Toxic Guilt and Anxiety
Guilt
trips are a very powerful tool, and I had a challenge with guilt trips and
toxic guilt from my parents for many decades. In addition to the guilt, I
started to have symptoms of anxiety starting in the mid-late 1990's. I believe
the anxiety is a result from the long-term guilt I was experiencing compounded
by the post traumatic stress that I experienced from the Parental
Alienation Syndrome (PAS) and emotional abuse from my parents' personality
disorders.
When
you're brought up in an environment where you have been unfairly blamed for the
wrongs of others, emotionally abused, or pitted against one parent by the
other, the adult child may not have the ability to stop feeling guilty-- this
is toxic guilt. Absorbing feelings of guilt, accepting blame, and being passive
contribute to the guilty feelings.

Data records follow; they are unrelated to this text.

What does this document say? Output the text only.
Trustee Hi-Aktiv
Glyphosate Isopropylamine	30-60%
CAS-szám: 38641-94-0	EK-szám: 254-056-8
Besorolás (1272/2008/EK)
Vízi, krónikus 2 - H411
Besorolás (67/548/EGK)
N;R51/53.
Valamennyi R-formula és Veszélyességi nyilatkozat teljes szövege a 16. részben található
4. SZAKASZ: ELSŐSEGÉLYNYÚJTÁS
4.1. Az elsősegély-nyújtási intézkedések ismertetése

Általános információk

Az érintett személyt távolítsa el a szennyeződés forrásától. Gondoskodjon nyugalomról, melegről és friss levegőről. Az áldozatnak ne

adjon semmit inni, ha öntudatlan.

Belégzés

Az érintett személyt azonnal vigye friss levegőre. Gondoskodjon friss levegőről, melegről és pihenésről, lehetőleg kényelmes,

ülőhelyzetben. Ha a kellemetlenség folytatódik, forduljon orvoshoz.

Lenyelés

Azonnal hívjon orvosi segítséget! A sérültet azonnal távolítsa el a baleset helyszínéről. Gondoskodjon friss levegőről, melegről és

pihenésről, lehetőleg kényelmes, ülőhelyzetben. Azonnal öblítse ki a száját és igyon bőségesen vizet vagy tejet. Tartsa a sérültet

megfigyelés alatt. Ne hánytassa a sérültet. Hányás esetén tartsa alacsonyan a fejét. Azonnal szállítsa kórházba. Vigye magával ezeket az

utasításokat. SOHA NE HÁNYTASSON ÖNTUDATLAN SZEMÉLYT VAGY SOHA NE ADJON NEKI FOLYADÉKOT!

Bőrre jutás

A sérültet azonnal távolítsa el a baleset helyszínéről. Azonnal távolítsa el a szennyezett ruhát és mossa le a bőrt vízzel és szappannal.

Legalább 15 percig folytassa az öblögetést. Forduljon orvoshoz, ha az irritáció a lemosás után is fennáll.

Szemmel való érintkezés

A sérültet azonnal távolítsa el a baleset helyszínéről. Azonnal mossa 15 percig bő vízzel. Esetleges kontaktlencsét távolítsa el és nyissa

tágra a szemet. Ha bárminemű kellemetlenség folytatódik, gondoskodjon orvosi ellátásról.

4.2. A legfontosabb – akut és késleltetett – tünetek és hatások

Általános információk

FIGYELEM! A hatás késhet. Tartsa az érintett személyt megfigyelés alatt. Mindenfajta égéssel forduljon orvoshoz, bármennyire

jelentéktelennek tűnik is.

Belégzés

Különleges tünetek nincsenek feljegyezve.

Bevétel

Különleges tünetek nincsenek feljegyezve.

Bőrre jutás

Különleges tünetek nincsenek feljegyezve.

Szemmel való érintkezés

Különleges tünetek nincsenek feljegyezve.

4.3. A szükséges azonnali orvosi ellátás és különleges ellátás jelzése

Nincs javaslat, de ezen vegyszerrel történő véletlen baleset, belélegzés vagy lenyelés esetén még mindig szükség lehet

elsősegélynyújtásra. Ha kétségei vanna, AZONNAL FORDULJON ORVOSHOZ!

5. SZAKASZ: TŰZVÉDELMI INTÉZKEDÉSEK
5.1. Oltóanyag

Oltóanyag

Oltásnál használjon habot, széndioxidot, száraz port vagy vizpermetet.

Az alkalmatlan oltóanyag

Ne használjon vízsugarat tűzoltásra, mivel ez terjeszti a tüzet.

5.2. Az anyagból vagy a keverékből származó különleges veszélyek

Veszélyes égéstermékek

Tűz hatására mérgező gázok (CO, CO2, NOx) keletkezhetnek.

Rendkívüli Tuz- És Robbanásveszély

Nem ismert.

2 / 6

This early pattern of accepting other's
guilt creates difficulty with stopping feelings of guilt about the past.
Loneliness
Through
the years I have felt like something is missing. I felt like I have been
searching for something from my mother and Dad-- some sort of answer. And
recently I had an epiphany: I don't feel like I belong to a family. I feel like
I am an adult orphan. Prior to my parent's separation (You
Dropped a Bomb on Me), I felt like I belonged to a family: my Dad, mother,
brother, and me. Additionally, I had a deep relationship with my maternal
grandparents, which both passed away (1977, 1977). Shortly after the
announcement of my parent's separation (1979), that feeling of belonging
started to erode away. I haven't been able to put my finger on the feeling
until just the other day when I was looking at my daughter and feeling such
pure love and joy looking in her eyes-- I belong with her & my husband, she
& my husband belong with me, I have family across the country is very
loving & supportive- we are a family, and I belong. I haven't had that
since I was 11 years old.
Shame
As
an adult child of two parents with personality disorders, I knew when the abuse
was actually going on that some after-effects would be experienced later in
life. Although I was able to endure the abuse, I knew I deep-sixed some of the feelings. I
remember thanking God for giving me a head on my shoulders to know that the
abuse was my parents doing-- that what I was going through was a product of
their manufacturing. Even so, I knew that somewhere down the line, feelings or
results could emerge. Both my BPD mother and NPD father
wielded shame well with their emotional abuse, and I exhibit residual effects
from the abuse I endure from my BPD mother and NPD father.
If you
are an adult child of a BPD mother, what are some of the effects you have
experienced? What have done to over-come these effects?